Ay’a ilk ayak basan Neil Armstrong, yıllar sonra kendisiyle yapılan bir söyleşide Ay’a ilk kez kimin gideceği konusu tartışmalarını şöyle anlatmıştı: “Daha uzaya gidecek aracın yapımıyla ilgili süreç devam ederken uzaya kimin gönderileceği konusu gündeme geldi. Önce mahkûmların gönderilebileceği düşüncesi ortaya atıldı. Doktorlar da gönderilebilir diye düşünüldü. Kapalı alanda kalmaktan ve dünyayı dolaşmaktan hoşlanan pilotların en iyi aday olduğuna karar verildi.”
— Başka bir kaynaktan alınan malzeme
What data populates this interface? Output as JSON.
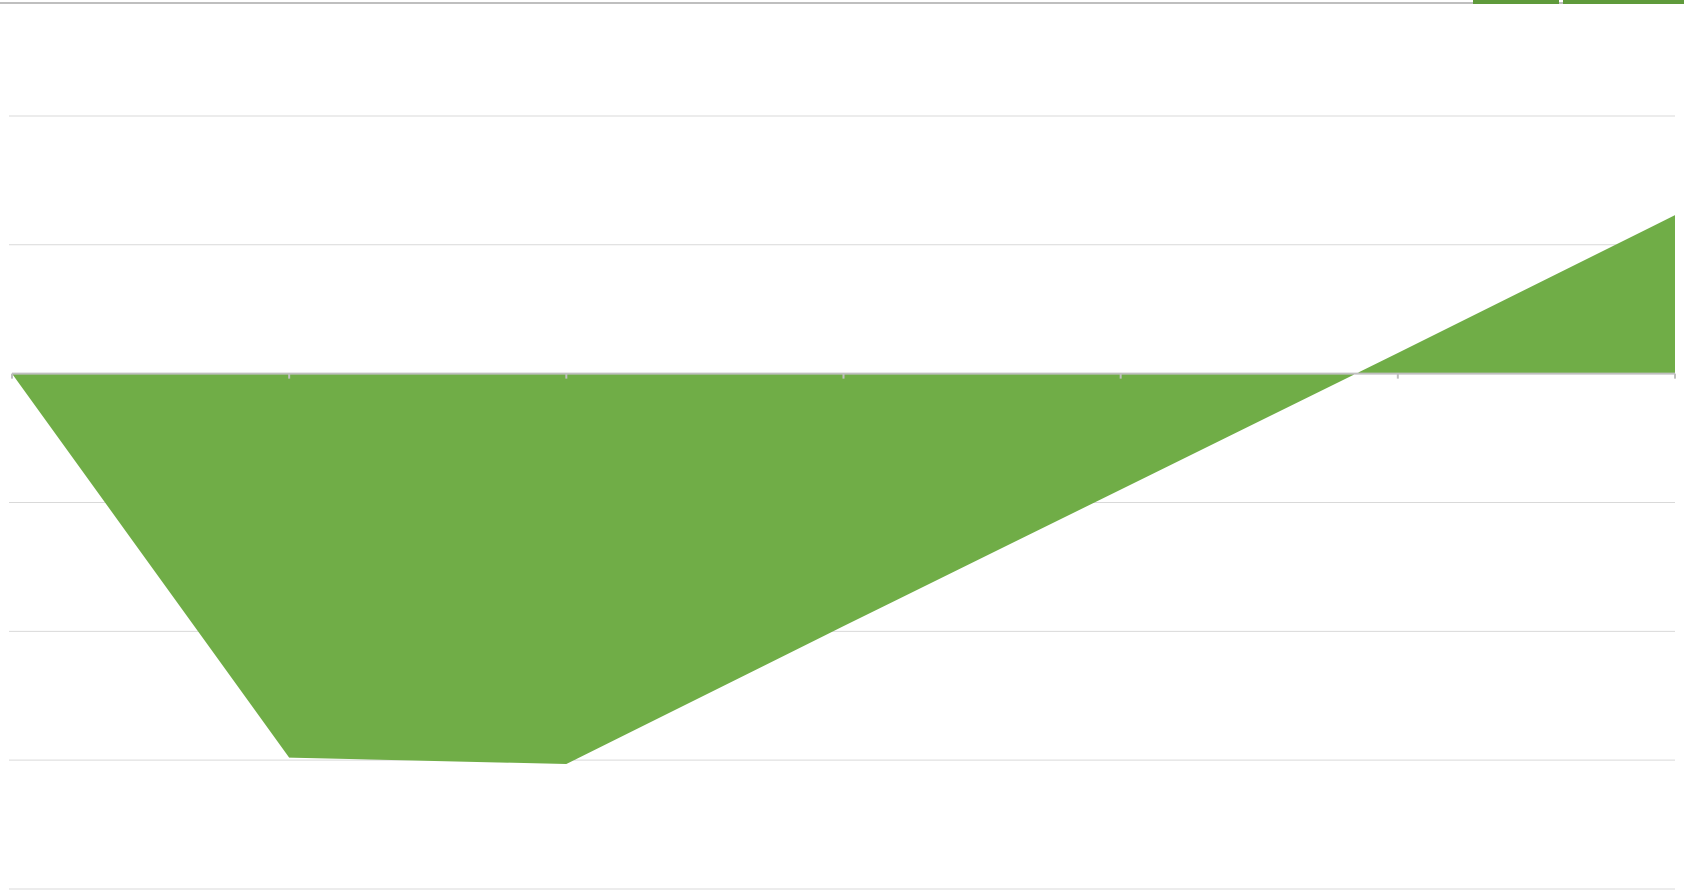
{
  "chart_data": {
    "type": "area",
    "categories": [
      null,
      null,
      null,
      null,
      null,
      null,
      null
    ],
    "series": [
      {
        "color": "#70ad47",
        "values": [
          0,
          -2.98,
          -3.03,
          -1.96,
          -0.9,
          0.16,
          1.23
        ]
      }
    ],
    "ylim": [
      -4,
      2.9
    ],
    "yticks": [
      -4,
      -3,
      -2,
      -1,
      0,
      1,
      2
    ],
    "grid": true
  }
}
Bir taraftan da uzaya gönderilecek araç konusunda çalışmalar ve denemeler yapılıyordu. Geliştirilen “Apollo” uzay aracı ile deneme yolculukları yapıldı. Apollo projesinde dört bin kişi çalıştı. 20 Temmuz 1969 günü “Apollo 11” aya inişi yapacaktı. Neil Armstrong’a göre; % 90 dünyaya geri döneceğine inanıyordu ama aya inişte başarı oranındaki tahmini ise sadece % 50’ydi. Ve 20 Temmuz1969’da insanoğlu büyük bir olaya imza attı ve “İnsanoğlunun sadece dünyaya bağlı değil, başka alternatifleri de olabilir” tezini ispatladı. Neil Armstrong, 20 Temmuz 1969’da komuta ettiği “Apollo 11” uzay aracını Ay’a indirdiğinde telsizle gönderdiği mesajda; “Bu bir insan için küçük ama insanlık için dev bir adım” diyerek tarihe geçti.
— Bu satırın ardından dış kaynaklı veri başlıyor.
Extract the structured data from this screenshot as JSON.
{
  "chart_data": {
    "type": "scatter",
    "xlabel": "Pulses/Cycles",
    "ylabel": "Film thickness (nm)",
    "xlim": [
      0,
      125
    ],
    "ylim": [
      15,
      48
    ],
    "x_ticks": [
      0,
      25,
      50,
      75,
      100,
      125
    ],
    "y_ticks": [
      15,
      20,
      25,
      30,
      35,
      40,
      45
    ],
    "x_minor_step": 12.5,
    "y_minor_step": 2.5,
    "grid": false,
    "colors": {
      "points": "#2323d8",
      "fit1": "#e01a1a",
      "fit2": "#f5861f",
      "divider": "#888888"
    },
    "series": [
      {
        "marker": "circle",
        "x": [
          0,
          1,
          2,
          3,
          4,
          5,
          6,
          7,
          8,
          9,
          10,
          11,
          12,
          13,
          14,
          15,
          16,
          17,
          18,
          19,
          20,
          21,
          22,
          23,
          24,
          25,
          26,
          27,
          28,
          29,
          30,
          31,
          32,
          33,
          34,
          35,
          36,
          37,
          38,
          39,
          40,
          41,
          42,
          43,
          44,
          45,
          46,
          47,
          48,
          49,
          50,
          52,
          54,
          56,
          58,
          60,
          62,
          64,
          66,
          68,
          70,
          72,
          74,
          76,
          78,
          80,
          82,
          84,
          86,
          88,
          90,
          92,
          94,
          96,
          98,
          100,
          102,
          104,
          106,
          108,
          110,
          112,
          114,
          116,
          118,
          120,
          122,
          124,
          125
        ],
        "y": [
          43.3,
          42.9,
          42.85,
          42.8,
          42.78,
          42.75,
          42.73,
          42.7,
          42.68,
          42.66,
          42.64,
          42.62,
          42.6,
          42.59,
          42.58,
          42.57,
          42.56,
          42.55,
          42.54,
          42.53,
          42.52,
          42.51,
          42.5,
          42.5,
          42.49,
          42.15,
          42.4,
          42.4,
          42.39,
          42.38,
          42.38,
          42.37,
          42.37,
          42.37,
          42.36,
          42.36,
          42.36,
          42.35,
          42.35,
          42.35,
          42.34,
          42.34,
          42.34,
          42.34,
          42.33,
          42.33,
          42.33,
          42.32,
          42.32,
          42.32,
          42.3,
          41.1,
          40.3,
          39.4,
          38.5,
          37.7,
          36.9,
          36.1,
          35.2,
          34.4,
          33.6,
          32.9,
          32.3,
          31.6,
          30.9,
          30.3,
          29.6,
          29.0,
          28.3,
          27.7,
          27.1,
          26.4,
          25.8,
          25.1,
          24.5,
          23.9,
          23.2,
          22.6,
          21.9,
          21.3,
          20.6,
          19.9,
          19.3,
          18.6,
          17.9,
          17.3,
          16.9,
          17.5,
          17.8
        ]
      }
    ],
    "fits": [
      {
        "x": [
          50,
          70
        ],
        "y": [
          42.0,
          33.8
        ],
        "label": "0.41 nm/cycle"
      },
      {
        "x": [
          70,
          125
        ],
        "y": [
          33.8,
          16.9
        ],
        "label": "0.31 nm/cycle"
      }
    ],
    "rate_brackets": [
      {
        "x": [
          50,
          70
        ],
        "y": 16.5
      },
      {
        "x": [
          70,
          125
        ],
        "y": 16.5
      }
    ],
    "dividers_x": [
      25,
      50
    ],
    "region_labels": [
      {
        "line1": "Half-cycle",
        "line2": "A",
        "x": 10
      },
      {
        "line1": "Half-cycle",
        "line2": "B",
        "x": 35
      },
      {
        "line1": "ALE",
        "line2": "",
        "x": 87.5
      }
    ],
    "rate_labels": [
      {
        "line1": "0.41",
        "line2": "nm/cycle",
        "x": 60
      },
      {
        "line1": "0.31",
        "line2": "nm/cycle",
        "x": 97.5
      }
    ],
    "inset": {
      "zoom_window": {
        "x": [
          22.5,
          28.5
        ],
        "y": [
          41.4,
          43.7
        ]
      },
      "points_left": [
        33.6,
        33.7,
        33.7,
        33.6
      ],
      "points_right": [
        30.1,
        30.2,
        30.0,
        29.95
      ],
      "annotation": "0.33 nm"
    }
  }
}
Neil Armstrong, Ay’a ilk adım atışı sırasındaki duygularını dile getirirken; “Ay’da rüzgâr ve yağmur yok. Hava açık ama gökyüzü karanlık… Dünyadaki yerçekiminin altıda biri orada var. O yüzden yürümek için çok zevkli bir yer ama uzay aracından inerken kullanılan merdivenlerin biraz geliştirilmesi gerekiyordu. Okuldayken uzay yolculuğuyla ilgili olanak olmadığından hayalim uçak tasarımcısı olmaktı. Ama hiçbir zaman uçak tasarımcısı olamadım. Hiç kimse geleceği tahmin edemez. Yaşam süresince çok büyük değişiklikle karşılaşacaksınız ve bu değişiklikler meydana geldiğinde onların bir parçası olmak isteyeceksiniz. Heyecan ve umut verici gelişmeler olacağından bunu isteyeceksiniz. Mümkün olabildiğince çok şey öğrenmeye bakın” diyerek çocuklara ve gençlere de öğüt veriyordu. Neil Armstrong, insanlık tarihine “Ay’da yürüyen ilk insan” olarak geçti. Dünyaya döndükten sonra Amerikan Uzay ve Havacılık Dairesi’nde (NASA) başkan yardımcılığı yaptı. Daha sonra Cincinnati Üniversitesi’nde Uzay Mühendisliği bölümünde profesör olarak çalıştı ve 25 Ağustos 2012 tarihinde seksen iki yaşında hayata gözlerini yumdu. O insanoğlunun “en büyük kahramanlarından” biriydi. Ama Ay’a ilk ayak basan Neil Armstrong’la tanışma imkânım olmasına rağmen bugün üzüntüm onunla bir fotoğraf çektirmemek oldu. Geldiğinde işim çok yoğundu ama bir fotoğraflık zaman olabilirdi buna hala üzülürüm. İnsanlığın en büyük kahramanlarında Neil Armstrong’u rahmetle anıyorum.